あおもり今・昔104

シクサ刈り

 青森平野周辺の各集落では、水田の作業が一段落した7月中ごろから8月のお盆過ぎにかけて、八甲田山麓に広がる採草地で「シクサ刈り」が始まります。
 「シクサ」とは馬に与える飼料のことで、これを刈る採草地は「クサカッパ」(草刈り場)、「クサヤマ」などと呼ばれていました。各集落では、共同の採草地を持っており、春先の火入れや、草刈りに入る前の道路の整備などの共同作業が行なわれました。
 草を刈る場所はあらかじめくじ引きで決められ、日にちを決めて一斉に草刈りに入ります。草刈りは暑い時期のきつい作業で、それぞれの農家の若者の仕事となりました。
草刈り鎌
▲草刈り鎌(普通の鎌より柄が長い)
 早朝に家を出、午前中の涼しい時間に仕事を行いました。昼の休みはゆっくりし、山で食べる昼食は一番の楽しみでした。弁当はワッパに詰めたご飯、小さなワッパには塩マスか塩ニシン・身欠きニシンなどのおかずを入れました。
 また、味噌・ナス・ネギ・タマネギや、これを煮る鍋を持参し、カヤキナベを作って食べる楽しみもありました。

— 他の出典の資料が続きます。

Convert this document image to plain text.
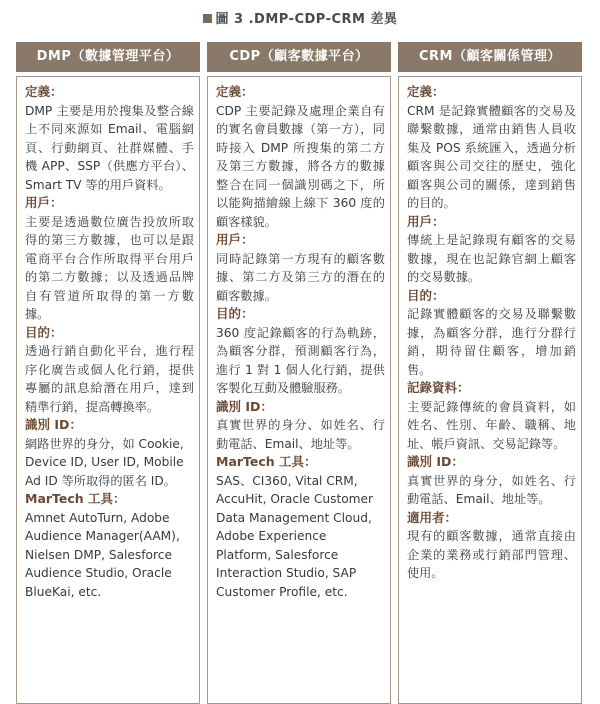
圖 3 .DMP-CDP-CRM 差異
DMP（數據管理平台）
定義：
DMP 主要是用於搜集及整合線上不同來源如 Email、電腦網頁、行動網頁、社群媒體、手機 APP、SSP（供應方平台）、Smart TV 等的用戶資料。
用戶：
主要是透過數位廣告投放所取得的第三方數據，也可以是跟電商平台合作所取得平台用戶的第二方數據；以及透過品牌自有管道所取得的第一方數據。
目的：
透過行銷自動化平台，進行程序化廣告或個人化行銷，提供專屬的訊息給潛在用戶，達到精準行銷，提高轉換率。
識別 ID：
網路世界的身分，如 Cookie, Device ID, User ID, Mobile Ad ID 等所取得的匿名 ID。
MarTech 工具：
Amnet AutoTurn, Adobe Audience Manager(AAM), Nielsen DMP, Salesforce Audience Studio, Oracle BlueKai, etc.
CDP（顧客數據平台）
定義：
CDP 主要記錄及處理企業自有的實名會員數據（第一方），同時接入 DMP 所搜集的第二方及第三方數據，將各方的數據整合在同一個識別碼之下，所以能夠描繪線上線下 360 度的顧客樣貌。
用戶：
同時記錄第一方現有的顧客數據、第二方及第三方的潛在的顧客數據。
目的：
360 度記錄顧客的行為軌跡，為顧客分群，預測顧客行為，進行 1 對 1 個人化行銷，提供客製化互動及體驗服務。
識別 ID：
真實世界的身分、如姓名、行動電話、Email、地址等。
MarTech 工具：
SAS、CI360, Vital CRM, AccuHit, Oracle Customer Data Management Cloud, Adobe Experience Platform, Salesforce Interaction Studio, SAP Customer Profile, etc.
CRM（顧客關係管理）
定義：
CRM 是記錄實體顧客的交易及聯繫數據，通常由銷售人員收集及 POS 系統匯入，透過分析顧客與公司交往的歷史，強化顧客與公司的關係，達到銷售的目的。
用戶：
傳統上是記錄現有顧客的交易數據，現在也記錄官網上顧客的交易數據。
目的：
記錄實體顧客的交易及聯繫數據，為顧客分群，進行分群行銷，期待留住顧客，增加銷售。
記錄資料：
主要記錄傳統的會員資料，如姓名、性別、年齡、職稱、地址、帳戶資訊、交易記錄等。
識別 ID：
真實世界的身分，如姓名、行動電話、Email、地址等。
適用者：
現有的顧客數據，通常直接由企業的業務或行銷部門管理、使用。
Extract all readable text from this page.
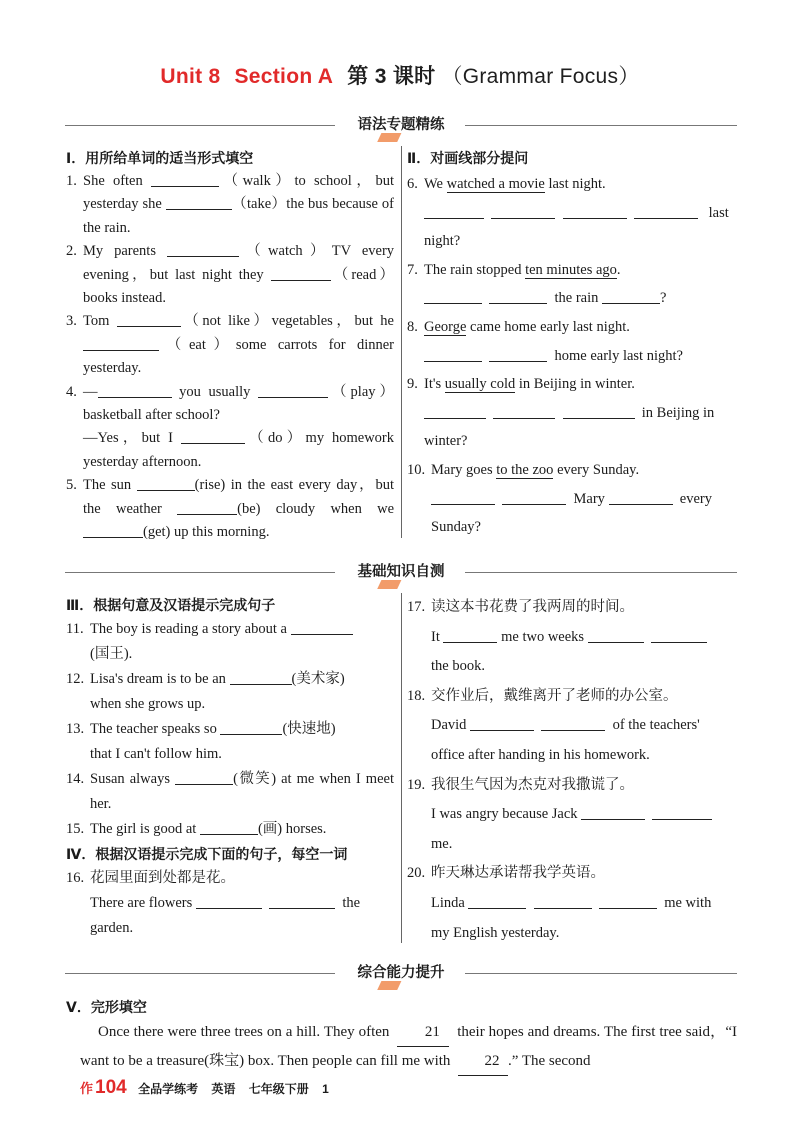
Unit 8 Section A 第 3 课时 （Grammar Focus）
语法专题精练
Ⅰ．用所给单词的适当形式填空
1. She often	（walk）to school，but yesterday she	（take）the bus because of the rain.
2. My parents	（watch）TV every evening，but last night they	（read） books instead.
3. Tom	（not like）vegetables，but he （eat）some carrots for dinner yesterday.
4. —	you usually	（play） basketball after school?
—Yes，but I	（do）my homework yesterday afternoon.
5. The sun	(rise) in the east every day，but the weather	(be) cloudy when we (get) up this morning.
Ⅱ．对画线部分提问
6. We watched a movie last night.
last
night?
7. The rain stopped ten minutes ago.
the rain	?
8. George came home early last night.
home early last night?
9. It's usually cold in Beijing in winter.
in Beijing in
winter?
10. Mary goes to the zoo every Sunday.
Mary	every
Sunday?
基础知识自测
Ⅲ．根据句意及汉语提示完成句子
11. The boy is reading a story about a
(国王).
12. Lisa's dream is to be an	(美术家)
when she grows up.
13. The teacher speaks so	(快速地)
that I can't follow him.
14. Susan always	(微笑) at me when I meet her.
15. The girl is good at	(画) horses.
Ⅳ．根据汉语提示完成下面的句子，每空一词
16. 花园里面到处都是花。
There are flowers	the
garden.
17. 读这本书花费了我两周的时间。
It	me two weeks
the book.
18. 交作业后，戴维离开了老师的办公室。
David	of the teachers'
office after handing in his homework.
19. 我很生气因为杰克对我撒谎了。
I was angry because Jack
me.
20. 昨天琳达承诺帮我学英语。
Linda	me with
my English yesterday.
综合能力提升
Ⅴ．完形填空
Once there were three trees on a hill. They often 21 their hopes and dreams. The first tree said，“I want to be a treasure(珠宝) box. Then people can fill me with 22 .” The second
作 104 全品学练考 英语 七年级下册 1
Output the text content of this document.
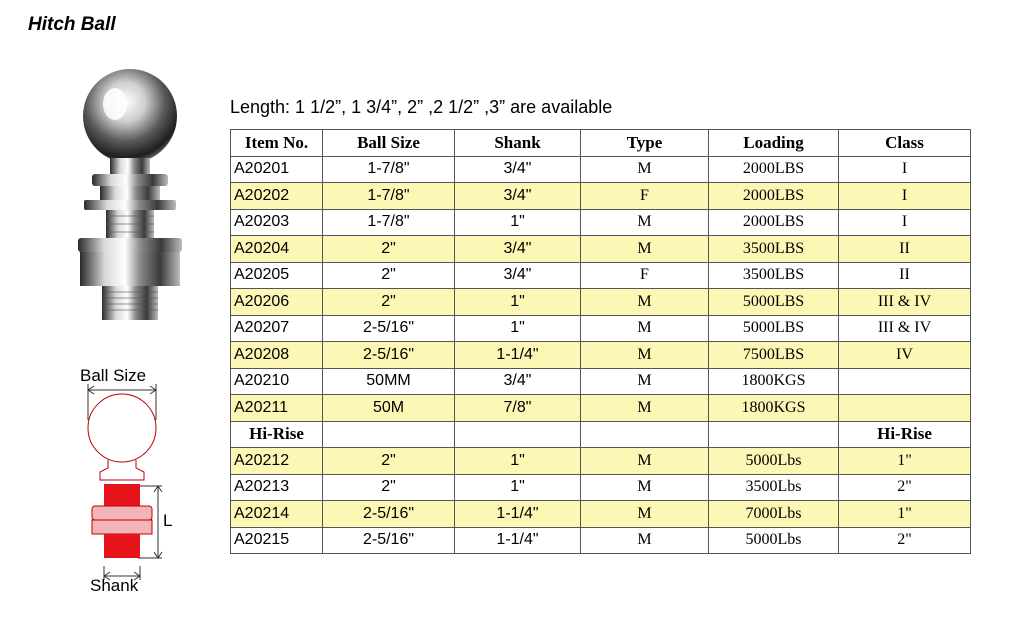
Hitch Ball
Ball Size
L
Shank
Length: 1 1/2”, 1 3/4”, 2” ,2 1/2” ,3” are available
Item No.	Ball Size	Shank	Type	Loading	Class
A20201	1-7/8"	3/4"	M	2000LBS	I
A20202	1-7/8"	3/4"	F	2000LBS	I
A20203	1-7/8"	1"	M	2000LBS	I
A20204	2"	3/4"	M	3500LBS	II
A20205	2"	3/4"	F	3500LBS	II
A20206	2"	1"	M	5000LBS	III & IV
A20207	2-5/16"	1"	M	5000LBS	III & IV
A20208	2-5/16"	1-1/4"	M	7500LBS	IV
A20210	50MM	3/4"	M	1800KGS	
A20211	50M	7/8"	M	1800KGS	
Hi-Rise					Hi-Rise
A20212	2"	1"	M	5000Lbs	1"
A20213	2"	1"	M	3500Lbs	2"
A20214	2-5/16"	1-1/4"	M	7000Lbs	1"
A20215	2-5/16"	1-1/4"	M	5000Lbs	2"
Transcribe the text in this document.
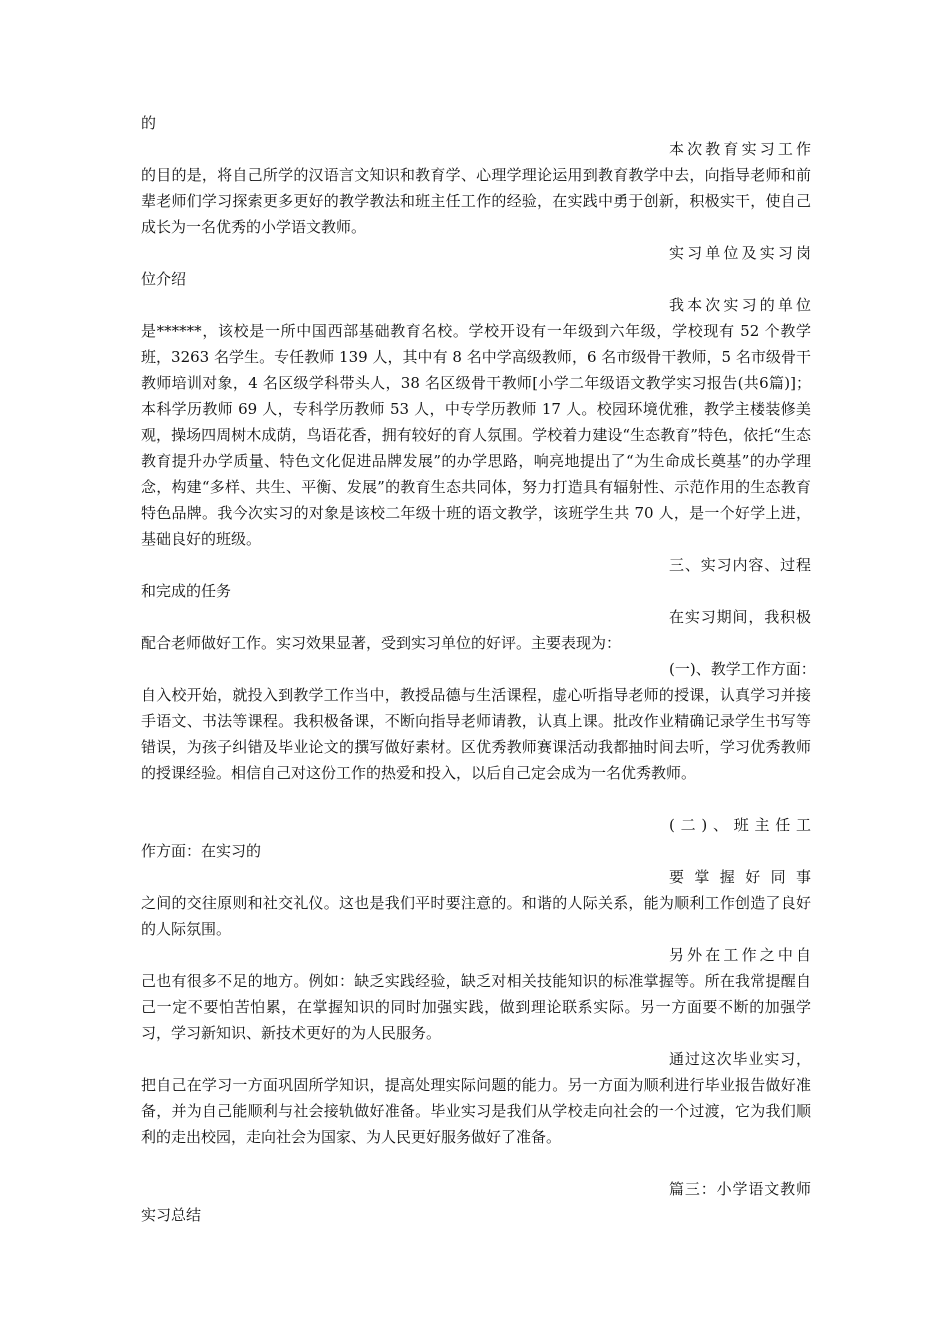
的

本次教育实习工作
的目的是，将自己所学的汉语言文知识和教育学、心理学理论运用到教育教学中去，向指导老师和前辈老师们学习探索更多更好的教学教法和班主任工作的经验，在实践中勇于创新，积极实干，使自己成长为一名优秀的小学语文教师。
实习单位及实习岗
位介绍
我本次实习的单位
是******，该校是一所中国西部基础教育名校。学校开设有一年级到六年级，学校现有 52 个教学班，3263 名学生。专任教师 139 人，其中有 8 名中学高级教师，6 名市级骨干教师，5 名市级骨干教师培训对象，4 名区级学科带头人，38 名区级骨干教师[小学二年级语文教学实习报告(共6篇)]；本科学历教师 69 人，专科学历教师 53 人，中专学历教师 17 人。校园环境优雅，教学主楼装修美观，操场四周树木成荫，鸟语花香，拥有较好的育人氛围。学校着力建设“生态教育”特色，依托“生态教育提升办学质量、特色文化促进品牌发展”的办学思路，响亮地提出了“为生命成长奠基”的办学理念，构建“多样、共生、平衡、发展”的教育生态共同体，努力打造具有辐射性、示范作用的生态教育特色品牌。我今次实习的对象是该校二年级十班的语文教学，该班学生共 70 人，是一个好学上进，基础良好的班级。
三、实习内容、过程
和完成的任务
在实习期间，我积极
配合老师做好工作。实习效果显著，受到实习单位的好评。主要表现为：
(一)、教学工作方面：
自入校开始，就投入到教学工作当中，教授品德与生活课程，虚心听指导老师的授课，认真学习并接手语文、书法等课程。我积极备课，不断向指导老师请教，认真上课。批改作业精确记录学生书写等错误，为孩子纠错及毕业论文的撰写做好素材。区优秀教师赛课活动我都抽时间去听，学习优秀教师的授课经验。相信自己对这份工作的热爱和投入，以后自己定会成为一名优秀教师。
(二)、班主任工
作方面：在实习的
要掌握好同事
之间的交往原则和社交礼仪。这也是我们平时要注意的。和谐的人际关系，能为顺利工作创造了良好的人际氛围。
另外在工作之中自
己也有很多不足的地方。例如：缺乏实践经验，缺乏对相关技能知识的标准掌握等。所在我常提醒自己一定不要怕苦怕累，在掌握知识的同时加强实践，做到理论联系实际。另一方面要不断的加强学习，学习新知识、新技术更好的为人民服务。
通过这次毕业实习，
把自己在学习一方面巩固所学知识，提高处理实际问题的能力。另一方面为顺利进行毕业报告做好准备，并为自己能顺利与社会接轨做好准备。毕业实习是我们从学校走向社会的一个过渡，它为我们顺利的走出校园，走向社会为国家、为人民更好服务做好了准备。
篇三：小学语文教师
实习总结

 草刈りに使う鎌は、普通の草刈り鎌より厚い丈夫なもので、柄も長いものを使いました。作業は斜面の下から上に向かって刈って行きました。刈った草は、その場で乾燥させました。数日おいて、乾燥したらトッケラカスといって、鎌の先で反転させ、完全に乾燥させました。
 山からシクサを下ろすときには、馬の背で運びました。ワラの穂の部分を結び合わせたシナゲというものでシクサを3か所しばり、束にしました。これを「シクサをマロク」と言いました。シクサ1束を1マロとし、これを6つで1ダンと数えました。馬の背の1ダン、自分の背に1マロを背負って山から下ろし、農家の敷地内に保管して冬場の飼料としました。